Sepak Terjang Hingga Tenggelam
Sejak berdiri, PNI menyelenggarakan kongres dua kali. Kongres pertama
diselenggarakan di Surabaya pada 28-30 Mei 1928 dan kongres kedua di Jakarta,
18-20 Mei 1929. Dalam kongres pertama, Sukarno mengemukakan asas nasionalisme
PNI ke hadapan ribuan pengikutnya, sekaligus pertemuan resmi pertama antara
pemimpin partai dan konstituennya. Bahkan agen Dinas Pengawasan Politik
pemerintah pun turut menyusup ke dalamnya.
“Rapat terbuka yang selama kongres dihadiri massa sekitar 3000 – 3500 orang
arek-arek Surabaya, terdiri dari pimpinan dan massa PNI serta simpatisan, dan
tentu saja wakil dari Pemerintah Hindia Belanda dan PID (Politieke Inlichtingen
Dienst),” kata Iskaq.
Iskaq sendiri dalam kongres tersebut melancarkan kritik terhadap praktik
exorbitante rechten, hak istimewa gubernur jenderal untuk menangkap atau
mengasingkan siapapun yang dianggap mengganggu ketertiban umum dan melawan
pemerintah kolonial. Berbagai materi pembicaraan kongres yang menyerang
kebijakan pemerintah meningkatkan kewaspadaan terhadap partai yang baru
berdiri itu.
Kongres kedua di Jakarta sedikit berbeda dari kongres pertama
karena pada saat itulah lagu Indonesia Raya dinyanyikan sekaligus
menjadi lagu wajib resmi partai. Peserta sidang pun datang dari
berbagai daerah di Indonesia, kecuali cabang Ulusiau, “karena
ketuanya G. Dauhan dilarang datang ke kongres PNI oleh Residen di
Manado,” kata Iskaq. Materi pembicaraan di dalam kongres tak banyak
jauh berbeda dari kongres pertama.
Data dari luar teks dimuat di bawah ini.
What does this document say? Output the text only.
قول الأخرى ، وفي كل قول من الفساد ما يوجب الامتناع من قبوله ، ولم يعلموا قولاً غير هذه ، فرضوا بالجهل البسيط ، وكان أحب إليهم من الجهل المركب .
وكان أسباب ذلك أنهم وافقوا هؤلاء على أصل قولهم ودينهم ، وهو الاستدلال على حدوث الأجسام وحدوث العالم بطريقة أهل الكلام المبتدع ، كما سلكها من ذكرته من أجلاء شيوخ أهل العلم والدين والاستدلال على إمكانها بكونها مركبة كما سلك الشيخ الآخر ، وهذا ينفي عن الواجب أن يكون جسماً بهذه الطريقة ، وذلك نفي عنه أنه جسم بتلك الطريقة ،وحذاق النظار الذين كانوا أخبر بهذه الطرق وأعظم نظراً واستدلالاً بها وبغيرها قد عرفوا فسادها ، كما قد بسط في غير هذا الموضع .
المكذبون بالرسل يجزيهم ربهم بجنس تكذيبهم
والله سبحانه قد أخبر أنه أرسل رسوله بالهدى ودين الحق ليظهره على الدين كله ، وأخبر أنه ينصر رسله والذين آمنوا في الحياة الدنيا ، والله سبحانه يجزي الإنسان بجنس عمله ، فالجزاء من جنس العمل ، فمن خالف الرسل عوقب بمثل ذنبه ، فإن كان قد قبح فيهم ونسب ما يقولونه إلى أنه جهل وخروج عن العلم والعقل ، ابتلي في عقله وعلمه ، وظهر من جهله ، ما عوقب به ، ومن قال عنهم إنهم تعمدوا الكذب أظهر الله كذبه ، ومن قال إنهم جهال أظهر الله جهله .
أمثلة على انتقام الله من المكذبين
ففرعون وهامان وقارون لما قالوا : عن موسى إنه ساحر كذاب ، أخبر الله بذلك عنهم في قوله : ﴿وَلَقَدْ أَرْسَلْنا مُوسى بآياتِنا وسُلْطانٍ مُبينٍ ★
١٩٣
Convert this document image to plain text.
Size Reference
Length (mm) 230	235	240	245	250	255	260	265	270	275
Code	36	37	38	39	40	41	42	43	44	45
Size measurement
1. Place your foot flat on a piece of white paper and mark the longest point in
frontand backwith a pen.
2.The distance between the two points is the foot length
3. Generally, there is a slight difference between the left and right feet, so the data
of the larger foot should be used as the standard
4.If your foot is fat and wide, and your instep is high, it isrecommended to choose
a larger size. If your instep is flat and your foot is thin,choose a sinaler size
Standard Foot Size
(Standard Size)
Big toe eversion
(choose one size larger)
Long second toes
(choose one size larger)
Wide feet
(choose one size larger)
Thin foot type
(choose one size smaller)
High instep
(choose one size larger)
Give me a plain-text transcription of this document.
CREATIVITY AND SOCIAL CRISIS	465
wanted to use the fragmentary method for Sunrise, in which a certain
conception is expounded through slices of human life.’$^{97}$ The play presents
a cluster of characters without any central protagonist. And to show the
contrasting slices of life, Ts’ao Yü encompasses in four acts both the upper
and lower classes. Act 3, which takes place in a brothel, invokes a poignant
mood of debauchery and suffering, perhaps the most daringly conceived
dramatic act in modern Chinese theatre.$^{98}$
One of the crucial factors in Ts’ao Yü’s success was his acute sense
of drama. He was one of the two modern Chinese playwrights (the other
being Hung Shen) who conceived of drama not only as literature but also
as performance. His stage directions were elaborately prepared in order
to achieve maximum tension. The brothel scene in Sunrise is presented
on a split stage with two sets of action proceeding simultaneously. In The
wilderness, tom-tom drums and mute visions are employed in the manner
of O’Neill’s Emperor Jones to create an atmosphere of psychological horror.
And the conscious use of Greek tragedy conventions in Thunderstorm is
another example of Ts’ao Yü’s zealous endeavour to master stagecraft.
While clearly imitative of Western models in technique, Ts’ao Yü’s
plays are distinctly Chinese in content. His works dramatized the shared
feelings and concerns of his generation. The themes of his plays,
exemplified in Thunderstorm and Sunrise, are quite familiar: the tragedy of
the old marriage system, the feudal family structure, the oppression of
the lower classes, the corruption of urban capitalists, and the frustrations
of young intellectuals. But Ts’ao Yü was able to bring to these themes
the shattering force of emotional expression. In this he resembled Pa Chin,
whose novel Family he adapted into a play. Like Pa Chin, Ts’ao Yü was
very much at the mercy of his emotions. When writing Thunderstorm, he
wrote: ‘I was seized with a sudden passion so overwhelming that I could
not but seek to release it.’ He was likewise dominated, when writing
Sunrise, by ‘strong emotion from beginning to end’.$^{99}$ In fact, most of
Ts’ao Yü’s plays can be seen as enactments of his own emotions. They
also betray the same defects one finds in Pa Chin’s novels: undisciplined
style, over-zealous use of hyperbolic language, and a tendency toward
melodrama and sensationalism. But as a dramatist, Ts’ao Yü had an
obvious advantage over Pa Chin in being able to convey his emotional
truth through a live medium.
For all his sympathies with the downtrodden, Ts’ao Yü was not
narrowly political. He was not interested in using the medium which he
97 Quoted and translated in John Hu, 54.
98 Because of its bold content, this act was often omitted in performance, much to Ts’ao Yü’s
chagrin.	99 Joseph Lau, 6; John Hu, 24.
Tetap kritis terhadap pemerintah
kolonial.
Seiring dinamisnya kegiatan PNI, pengawasan pemerintah kolonial
pun semakin ketat. Para pemimpin PNI yang menggalang kekuatan
tak hanya di kalangan partai, juga meluaskan perannya dengan
mendirikan Permufakatan Perhimpunan Politik Kebangsaan
Indonesia (PPKI) yang menjadi motor berbagai pertemuan politik
dan Sumpah Pemuda pada 1928. Iklim politik kembali memanas
seiring kemunculan pemimpin-pemimpin politik yang baru itu.
Ketegangan yang terjadi sejak berdirinya PNI akhirnya berujung pada penangkapan
para pemimpin PNI. Pada 29 Desember 1929, Sukarno beserta Maskoen,
Soepriadinata dan Gatot Mangkoepradja ditangkap di Yogyakarta usai menghadiri
rapat umum yang diselenggarakan PPKI. Rangkaian yang dimulai sejak 24 Desember
itu menurut Iskaq terjadi “pada 37 tempat, yakni 27 di Jawa, 8 di Sumatera, 1 di
Sulawesi dan 1 lagi di Kalimantan. Penangkapan seluruhnya berjumlah 180 pimpinan
PNI,” kata Iskaq mengutip keterangan Soenario.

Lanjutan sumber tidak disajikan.